Either way it sounds possible. I think this would be a very cool feature to have. Also having recently discovered xrdp and X11rdp, I think it would be a great enabler for running GUI software remotely. A FreeBSD terminal server without X. I think this would be greatly used by people running servers in the Cloud. No more Xforwarding or insecure VNC sessions.
http://www.phoronix.com/scan.php?page=n ... px=MTMxNjE
 
Petz said:
I think it would be a great enabler for running GUI software remotely.
X already does this. Wayland does not.

A FreeBSD terminal server without X.
You don't need X to run a terminal.

With all the (typical) fighting and friction and non-Unixness surrounding Wayland, I don't think we want or need that over here. Linux is no longer a Unix-like system. Linux is now ... Linux.
 
Wayland is not systemd. Wayland is pretty much a rewrite of X, given all that has been learned in the meantime. There is a lot of potential.

http://www.youtube.com/watch?v=RIctzAQOe44 has a talk by Daniel Stone, one of the developers. The first ten minutes or so, he talks about his background, but after that it gets into the detail.
 
drhowarddrfine said:
With all the (typical) fighting and friction and non-Unixness surrounding Wayland, I don't think we want or need that over here. Linux is no longer a Unix-like system. Linux is now ... Linux.

Quoted for truth.
 
I have been always open towards Wayland. I've been using the X11 APIs in my small programs and the APIs feel like they have been designed in the 80s (chaotic, unstructured). Anything that comes can be potentially better than X(org), in my opinion.

I wish FreeBSD would do more to implement and fix KMS, if this is really the future. FreeBSD is a good desktop system and it should support graphics very well. If the kernel offers enough, the developers will support the it in their applications.
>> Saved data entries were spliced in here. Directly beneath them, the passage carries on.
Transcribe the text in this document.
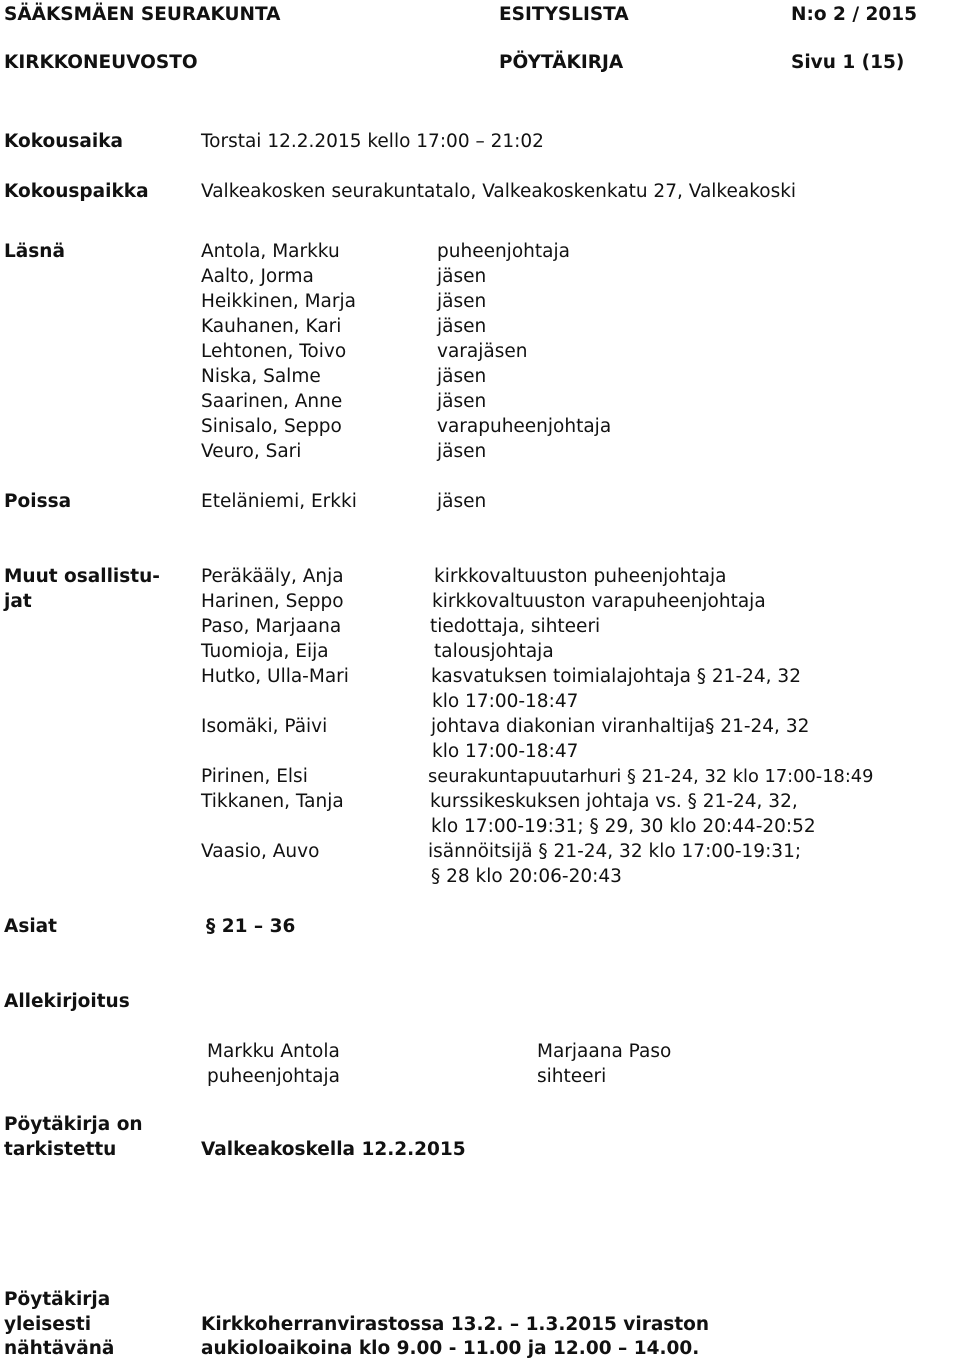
SÄÄKSMÄEN SEURAKUNTA	ESITYSLISTA	N:o 2 / 2015
KIRKKONEUVOSTO	PÖYTÄKIRJA	Sivu 1 (15)
Kokousaika	Torstai 12.2.2015 kello 17:00 – 21:02
Kokouspaikka	Valkeakosken seurakuntatalo, Valkeakoskenkatu 27, Valkeakoski
Läsnä	Antola, Markku	puheenjohtaja
Aalto, Jorma	jäsen
Heikkinen, Marja	jäsen
Kauhanen, Kari	jäsen
Lehtonen, Toivo	varajäsen
Niska, Salme	jäsen
Saarinen, Anne	jäsen
Sinisalo, Seppo	varapuheenjohtaja
Veuro, Sari	jäsen
Poissa	Eteläniemi, Erkki	jäsen
Muut osallistu-
jat
Peräkääly, Anja	kirkkovaltuuston puheenjohtaja
Harinen, Seppo	kirkkovaltuuston varapuheenjohtaja
Paso, Marjaana	tiedottaja, sihteeri
Tuomioja, Eija	talousjohtaja
Hutko, Ulla-Mari	kasvatuksen toimialajohtaja § 21-24, 32
klo 17:00-18:47
Isomäki, Päivi	johtava diakonian viranhaltija§ 21-24, 32
klo 17:00-18:47
Pirinen, Elsi	seurakuntapuutarhuri § 21-24, 32 klo 17:00-18:49
Tikkanen, Tanja	kurssikeskuksen johtaja vs. § 21-24, 32,
klo 17:00-19:31; § 29, 30 klo 20:44-20:52
Vaasio, Auvo	isännöitsijä § 21-24, 32 klo 17:00-19:31;
§ 28 klo 20:06-20:43
Asiat	§ 21 – 36
Allekirjoitus
Markku Antola
puheenjohtaja
Marjaana Paso
sihteeri
Pöytäkirja on
tarkistettu	Valkeakoskella 12.2.2015
Pöytäkirja
yleisesti
nähtävänä
Kirkkoherranvirastossa 13.2. – 1.3.2015 viraston
aukioloaikoina klo 9.00 - 11.00 ja 12.00 – 14.00.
FreeBSD needs to be one step ahead.
 
wblock@ said:
Wayland is not systemd.

Unfortunately, it's gotten to the point where I don't trust Linux developers working on new things for *nix any more than I trust Windows developers working on *nix. (I already saw the video.)
 
nakal said:
I've been using the X11 APIs in my small programs and the APIs feel like they have been designed in the 80s (chaotic, unstructured).
That's probably because it actually was designed in the 80s ;)
 
Apparently, work is underway to support Wayland. According to the wiki there is a port of Wayland, but it is untested because there is nothing yet that can use it.
It seems that the developers are focusing on resolving the dependency on udev first.

https://wiki.freebsd.org/Graphics

I haven't been able to find any other information on the state of Wayland/Weston.
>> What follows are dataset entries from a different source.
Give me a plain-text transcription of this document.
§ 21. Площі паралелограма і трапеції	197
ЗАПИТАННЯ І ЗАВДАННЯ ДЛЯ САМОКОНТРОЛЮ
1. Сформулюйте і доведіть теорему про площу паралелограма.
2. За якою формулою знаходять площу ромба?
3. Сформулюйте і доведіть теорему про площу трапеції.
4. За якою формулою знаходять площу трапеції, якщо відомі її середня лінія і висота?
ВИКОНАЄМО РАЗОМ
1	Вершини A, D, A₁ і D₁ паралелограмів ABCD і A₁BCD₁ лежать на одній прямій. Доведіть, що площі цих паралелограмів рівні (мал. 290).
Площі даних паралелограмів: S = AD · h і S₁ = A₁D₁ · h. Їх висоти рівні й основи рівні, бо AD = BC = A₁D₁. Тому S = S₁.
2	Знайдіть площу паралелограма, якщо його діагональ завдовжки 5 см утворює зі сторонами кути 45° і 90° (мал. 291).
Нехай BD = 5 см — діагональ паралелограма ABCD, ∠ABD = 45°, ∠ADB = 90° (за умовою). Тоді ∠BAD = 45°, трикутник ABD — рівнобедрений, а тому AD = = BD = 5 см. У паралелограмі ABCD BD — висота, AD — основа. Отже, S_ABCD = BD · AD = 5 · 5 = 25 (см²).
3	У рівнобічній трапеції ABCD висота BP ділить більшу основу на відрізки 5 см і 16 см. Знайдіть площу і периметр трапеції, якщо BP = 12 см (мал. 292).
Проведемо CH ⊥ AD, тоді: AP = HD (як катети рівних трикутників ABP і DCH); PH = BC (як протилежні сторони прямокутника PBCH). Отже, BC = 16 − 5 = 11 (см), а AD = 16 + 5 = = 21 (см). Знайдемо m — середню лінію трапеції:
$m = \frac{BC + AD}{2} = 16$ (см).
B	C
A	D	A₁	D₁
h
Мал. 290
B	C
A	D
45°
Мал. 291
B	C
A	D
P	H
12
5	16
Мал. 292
I do hope we can get Wayland to work on FreeBSD because otherwise we're stuck with X (unless Apple decides to open-source their graphics stack, something I find highly unlikely).
 
If you want to open up the possibility of an Xorg alternative designed for *nix-like systems, KMS and GL will go a long way. Right now, the absolute best option for graphics acceleration are nVidia binary drivers. And those are heavily bound to X. You pretty much need them to support this.
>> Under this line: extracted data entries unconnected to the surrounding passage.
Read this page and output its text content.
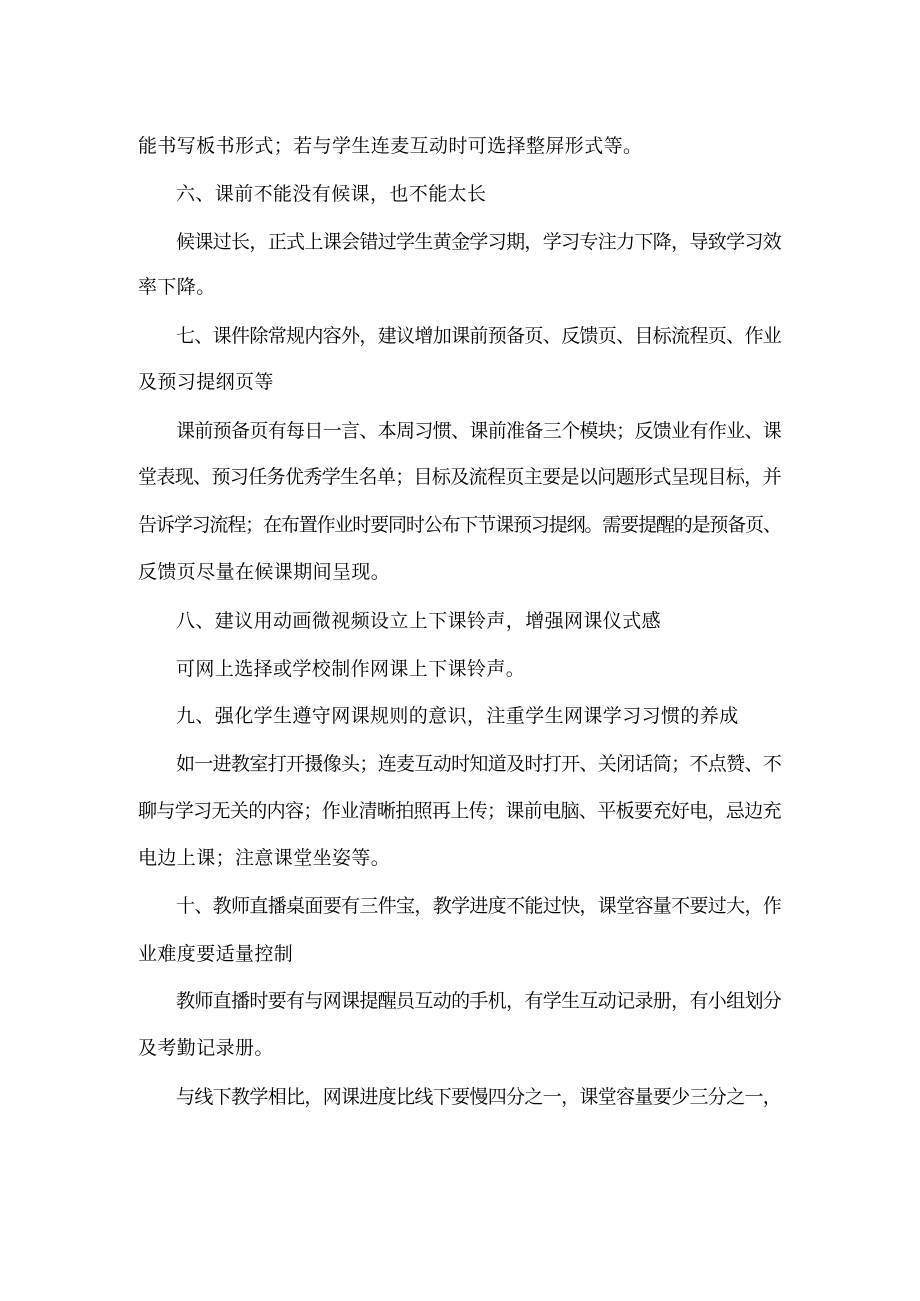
能书写板书形式；若与学生连麦互动时可选择整屏形式等。

六、课前不能没有候课，也不能太长

候课过长，正式上课会错过学生黄金学习期，学习专注力下降，导致学习效

率下降。

七、课件除常规内容外，建议增加课前预备页、反馈页、目标流程页、作业

及预习提纲页等

课前预备页有每日一言、本周习惯、课前准备三个模块；反馈业有作业、课

堂表现、预习任务优秀学生名单；目标及流程页主要是以问题形式呈现目标，并

告诉学习流程；在布置作业时要同时公布下节课预习提纲。需要提醒的是预备页、

反馈页尽量在候课期间呈现。

八、建议用动画微视频设立上下课铃声，增强网课仪式感

可网上选择或学校制作网课上下课铃声。

九、强化学生遵守网课规则的意识，注重学生网课学习习惯的养成

如一进教室打开摄像头；连麦互动时知道及时打开、关闭话筒；不点赞、不

聊与学习无关的内容；作业清晰拍照再上传；课前电脑、平板要充好电，忌边充

电边上课；注意课堂坐姿等。

十、教师直播桌面要有三件宝，教学进度不能过快，课堂容量不要过大，作

业难度要适量控制

教师直播时要有与网课提醒员互动的手机，有学生互动记录册，有小组划分

及考勤记录册。

与线下教学相比，网课进度比线下要慢四分之一，课堂容量要少三分之一，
Give developers the ability to launch a program on a terminal that switches to the native panel resolution, give them an OpenGL context to render with, and you can start to see people actually trying to make something interesting. If they then succeeded in creating GTK+ and Qt backends, things might even start to become remotely viable.

Yet as it stands, the effort to create a new display server (that isn't 1024x768 VESA) is about as daunting as creating a new operating system, and that is completely ridiculous.
 
Can anyone explain or provide a like explaining what Wayland is/does and what X does? Especially from an API/flowchart perspective. I'm sure it's more complicated than what I think. How is Wayland any different than console SDL? With graphics being moved to the kernel with KMS It seems to me Wayland would be little more than just a graphics and input sharing/cooperative API. If that's the case then it's simple and should be functional already. A little harder is rewriting all the toolkits but it's not quite that hard. Then implement an xserver display driver for the new API. Why is it harder than this?